Mas geralmente o adenoma pleomórfico acomete o lobo superficial, retira tranquilamente e
fica tudo resolvido na grande maioria das vezes.

• Microscopia
o Estruturas acinares, epitélio proliferado recapitulando estruturas ductais e tem tecido frouxo,
claro, translúcido
▪ Grande quantidade de matriz entre as células.
o Esses componentes podem variar em quantidade.
Tumor de Warthin / Cistadenoma Papilar Linfomatoso
• Benigno
• Epidemiologia
o A 2ª neoplasia mais comum das glândulas salivares
o O tumor Warthin (cistadenoma linfomatoso papilífero) é encontrado exclusivamente na
glândula parótida e nos gânglios linfáticos periparótidos
o Muito raro nas outras glândulas salivares.
o É mais comum em homens, e uma relação quase universal com o tabagismo foi encontrada
▪ 8x mais frequente em fumantes
o 5ª a 7ª década de vida
• Etiologia ainda não esclarecida
• Clínica
o Crescimento lento, indolor, abaulamento em região pré auricular.
• Morfologia
o Neoplasia epitelial benigna glandular que forma cavidade cística cujo estroma possui denso
infiltrado linfocitário.
o A glândula salivar que tem tecido linfóide associado é a parótida, inclusive tem linfonodos
intraparotídeos.
o Macroscopia
▪ Encapsulado
▪ Coloração pardo-amarelada
▪ Papilas que macroscopicamente se apresentam com aspecto de couve flor.
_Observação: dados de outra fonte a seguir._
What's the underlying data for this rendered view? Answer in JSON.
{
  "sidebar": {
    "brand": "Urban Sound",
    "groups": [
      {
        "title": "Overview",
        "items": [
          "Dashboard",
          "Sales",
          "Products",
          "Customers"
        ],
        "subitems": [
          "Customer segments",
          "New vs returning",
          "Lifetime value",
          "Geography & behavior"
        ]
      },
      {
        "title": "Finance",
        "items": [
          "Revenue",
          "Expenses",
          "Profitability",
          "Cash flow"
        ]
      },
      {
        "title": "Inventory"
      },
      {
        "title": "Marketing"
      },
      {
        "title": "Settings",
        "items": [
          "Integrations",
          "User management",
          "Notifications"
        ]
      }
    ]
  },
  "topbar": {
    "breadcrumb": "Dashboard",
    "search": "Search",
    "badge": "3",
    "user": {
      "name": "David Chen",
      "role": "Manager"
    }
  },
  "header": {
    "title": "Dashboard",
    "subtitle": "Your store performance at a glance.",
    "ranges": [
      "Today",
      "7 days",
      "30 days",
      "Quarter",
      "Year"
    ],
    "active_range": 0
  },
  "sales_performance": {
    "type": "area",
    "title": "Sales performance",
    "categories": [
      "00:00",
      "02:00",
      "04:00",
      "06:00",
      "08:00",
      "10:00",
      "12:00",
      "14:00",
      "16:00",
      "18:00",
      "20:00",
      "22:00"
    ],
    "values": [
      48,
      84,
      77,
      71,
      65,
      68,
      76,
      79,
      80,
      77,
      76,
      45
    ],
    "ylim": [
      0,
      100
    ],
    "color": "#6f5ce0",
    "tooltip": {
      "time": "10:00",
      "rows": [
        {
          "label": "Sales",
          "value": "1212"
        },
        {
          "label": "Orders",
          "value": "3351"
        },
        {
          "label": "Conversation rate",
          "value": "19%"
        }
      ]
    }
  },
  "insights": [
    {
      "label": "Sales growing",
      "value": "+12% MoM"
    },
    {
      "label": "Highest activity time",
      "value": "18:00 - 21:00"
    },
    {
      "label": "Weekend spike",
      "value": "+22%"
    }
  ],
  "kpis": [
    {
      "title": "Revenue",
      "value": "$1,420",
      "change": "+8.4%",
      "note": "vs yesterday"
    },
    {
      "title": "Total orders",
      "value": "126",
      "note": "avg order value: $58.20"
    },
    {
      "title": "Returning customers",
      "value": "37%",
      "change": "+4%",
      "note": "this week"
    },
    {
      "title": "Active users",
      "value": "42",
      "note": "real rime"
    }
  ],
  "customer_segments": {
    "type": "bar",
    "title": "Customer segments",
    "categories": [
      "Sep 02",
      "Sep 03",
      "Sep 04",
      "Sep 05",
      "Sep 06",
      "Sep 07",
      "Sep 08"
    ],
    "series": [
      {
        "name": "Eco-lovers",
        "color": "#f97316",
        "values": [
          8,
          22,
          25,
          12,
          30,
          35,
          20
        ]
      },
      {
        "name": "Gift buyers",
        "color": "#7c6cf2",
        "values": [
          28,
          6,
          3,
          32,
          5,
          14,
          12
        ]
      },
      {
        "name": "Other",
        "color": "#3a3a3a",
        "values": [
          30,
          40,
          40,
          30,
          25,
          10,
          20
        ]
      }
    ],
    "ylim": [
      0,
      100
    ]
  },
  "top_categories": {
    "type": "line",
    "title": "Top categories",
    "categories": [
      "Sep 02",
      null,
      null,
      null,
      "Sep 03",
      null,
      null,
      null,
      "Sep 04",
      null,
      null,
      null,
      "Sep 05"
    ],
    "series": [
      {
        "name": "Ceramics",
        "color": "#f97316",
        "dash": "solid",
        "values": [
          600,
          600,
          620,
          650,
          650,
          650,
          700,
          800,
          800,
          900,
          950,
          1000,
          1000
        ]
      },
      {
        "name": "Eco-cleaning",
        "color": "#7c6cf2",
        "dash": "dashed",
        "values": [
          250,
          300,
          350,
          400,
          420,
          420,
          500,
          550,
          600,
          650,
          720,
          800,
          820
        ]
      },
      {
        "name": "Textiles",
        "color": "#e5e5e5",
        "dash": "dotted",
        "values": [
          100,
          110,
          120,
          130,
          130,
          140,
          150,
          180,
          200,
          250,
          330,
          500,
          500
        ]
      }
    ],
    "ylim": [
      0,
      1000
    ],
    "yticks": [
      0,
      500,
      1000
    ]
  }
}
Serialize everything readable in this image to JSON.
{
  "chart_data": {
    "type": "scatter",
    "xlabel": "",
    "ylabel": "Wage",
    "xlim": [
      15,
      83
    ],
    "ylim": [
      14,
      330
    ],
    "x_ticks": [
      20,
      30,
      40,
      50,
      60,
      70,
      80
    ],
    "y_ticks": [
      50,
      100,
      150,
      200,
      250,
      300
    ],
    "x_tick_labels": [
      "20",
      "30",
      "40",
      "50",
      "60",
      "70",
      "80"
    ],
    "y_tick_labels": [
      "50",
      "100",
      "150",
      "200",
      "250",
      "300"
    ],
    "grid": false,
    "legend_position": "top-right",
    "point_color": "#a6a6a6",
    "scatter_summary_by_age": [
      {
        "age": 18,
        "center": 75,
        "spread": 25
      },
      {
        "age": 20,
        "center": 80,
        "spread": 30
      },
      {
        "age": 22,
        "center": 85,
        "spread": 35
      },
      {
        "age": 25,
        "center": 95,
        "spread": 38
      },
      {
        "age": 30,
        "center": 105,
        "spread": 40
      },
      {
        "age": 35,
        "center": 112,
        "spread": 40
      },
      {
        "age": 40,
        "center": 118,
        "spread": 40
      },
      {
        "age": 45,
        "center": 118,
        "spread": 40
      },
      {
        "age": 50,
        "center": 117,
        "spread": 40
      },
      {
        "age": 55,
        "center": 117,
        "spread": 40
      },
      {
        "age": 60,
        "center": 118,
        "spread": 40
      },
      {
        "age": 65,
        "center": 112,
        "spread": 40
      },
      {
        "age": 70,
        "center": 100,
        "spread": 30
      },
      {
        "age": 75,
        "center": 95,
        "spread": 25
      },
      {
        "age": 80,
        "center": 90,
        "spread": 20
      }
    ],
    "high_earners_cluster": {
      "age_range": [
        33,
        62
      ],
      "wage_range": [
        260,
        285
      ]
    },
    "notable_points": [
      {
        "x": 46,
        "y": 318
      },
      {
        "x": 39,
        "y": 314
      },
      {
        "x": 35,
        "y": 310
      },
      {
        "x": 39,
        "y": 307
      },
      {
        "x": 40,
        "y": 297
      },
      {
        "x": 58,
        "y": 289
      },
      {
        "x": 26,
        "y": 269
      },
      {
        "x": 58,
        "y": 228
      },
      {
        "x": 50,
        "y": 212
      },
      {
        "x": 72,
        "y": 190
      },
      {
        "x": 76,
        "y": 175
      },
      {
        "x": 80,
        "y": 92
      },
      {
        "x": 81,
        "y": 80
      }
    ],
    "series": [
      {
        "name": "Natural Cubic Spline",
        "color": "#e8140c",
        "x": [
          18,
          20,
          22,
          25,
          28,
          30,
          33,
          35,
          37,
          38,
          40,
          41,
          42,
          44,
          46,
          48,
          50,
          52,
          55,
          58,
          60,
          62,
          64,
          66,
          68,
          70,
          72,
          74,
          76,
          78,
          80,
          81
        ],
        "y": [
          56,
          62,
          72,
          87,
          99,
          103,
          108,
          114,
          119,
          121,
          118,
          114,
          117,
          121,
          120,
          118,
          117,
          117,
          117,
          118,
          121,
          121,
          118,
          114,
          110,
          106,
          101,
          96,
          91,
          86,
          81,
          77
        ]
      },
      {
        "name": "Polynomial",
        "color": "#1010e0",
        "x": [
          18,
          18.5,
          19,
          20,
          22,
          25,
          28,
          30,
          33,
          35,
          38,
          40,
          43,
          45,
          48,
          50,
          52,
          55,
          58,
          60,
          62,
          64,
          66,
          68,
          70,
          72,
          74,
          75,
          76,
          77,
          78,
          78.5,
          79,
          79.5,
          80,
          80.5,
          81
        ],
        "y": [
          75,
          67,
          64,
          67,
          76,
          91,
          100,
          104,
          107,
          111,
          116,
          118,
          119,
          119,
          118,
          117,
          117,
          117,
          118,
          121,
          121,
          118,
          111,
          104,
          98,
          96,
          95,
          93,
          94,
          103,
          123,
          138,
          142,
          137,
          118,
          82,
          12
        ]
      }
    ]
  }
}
▪ Múltiplos espaços císticos preenchidos por líquido claro, mucoide ou marrom e, às
vezes, por substância pastosa de aspecto caseoso
o Histologia
▪ Muito característica.
▪ Cavidade cística
▪ Formação de papila
▪ Cavidades e papilas recobertos por epitélio de dupla camada da glândula salivar.
▪ Estroma carregado de linfócitos com centros germinativos (redemoinhos)
▪ Citoplasma granular e acidofílico
• Epitélio com as alterações oxifílicas/oncocítico
o Presente em outros órgãos como rins e tireoide
o Se refere a tumores com alteração citoplasmática com excesso de
mitocôndria, um citoplasma tipicamente granular e acidofílico
Carcinoma Mucoepidermóide
• Neoplasia maligna mais comum
• Mais comumente na glândula parótida
• Componente mucoprodutor e um escamoso.
• Existem 2 tipos de carcinoma epidermóide (alto e baixo grau)
• Baixo grau
o Sobrevida em 5 anos de mais 90%
o Boa delimitação
o Tem predomínio do componente mucoso, formando cavidades com muco. Componente
mucoso é facilmente reconhecido.
o A maioria é de baixo grau.
• Alto grau:
o Sobrevida em 5 anos de 50%
o Bordos infiltrativos, mal delimitado, estrelado
o O componente mucóide é escasso, o muco não é observado com facilidade, tendo até que
fazer colorações especiais para vê-lo.
o Predomínio do componente sólido escamoso. Mais mitose, mais pleomorfismo celular.
• Macroscopia
o Aspecto bem característico de carcinoma: fosco, brancacento, firme. Componente mucosa é
microscópico.
• Microscopia
o Microscopicamente, três tipos principais de células podem ser identificados:
▪ Produtoras de mucina,
▪ Escamosas (epidermóides)
▪ Intermediárias
Carcinoma Adenoide-Cístico
• 2ª neoplasia maligna mais comum
• Típico da glândula salivar, mas mais eventualmente pode estar presente em mamas, pulmões.
• Morfologia
o Macroscopia
▪ Nódulo fosco, brancacento, firme como carcinomas de uma forma geral costumam
apresentar.
▪ Grosseiramente, geralmente tem uma aparência sólida e um padrão infiltrativo de
crescimento, embora alguns exemplos possam ser bem circunscritos.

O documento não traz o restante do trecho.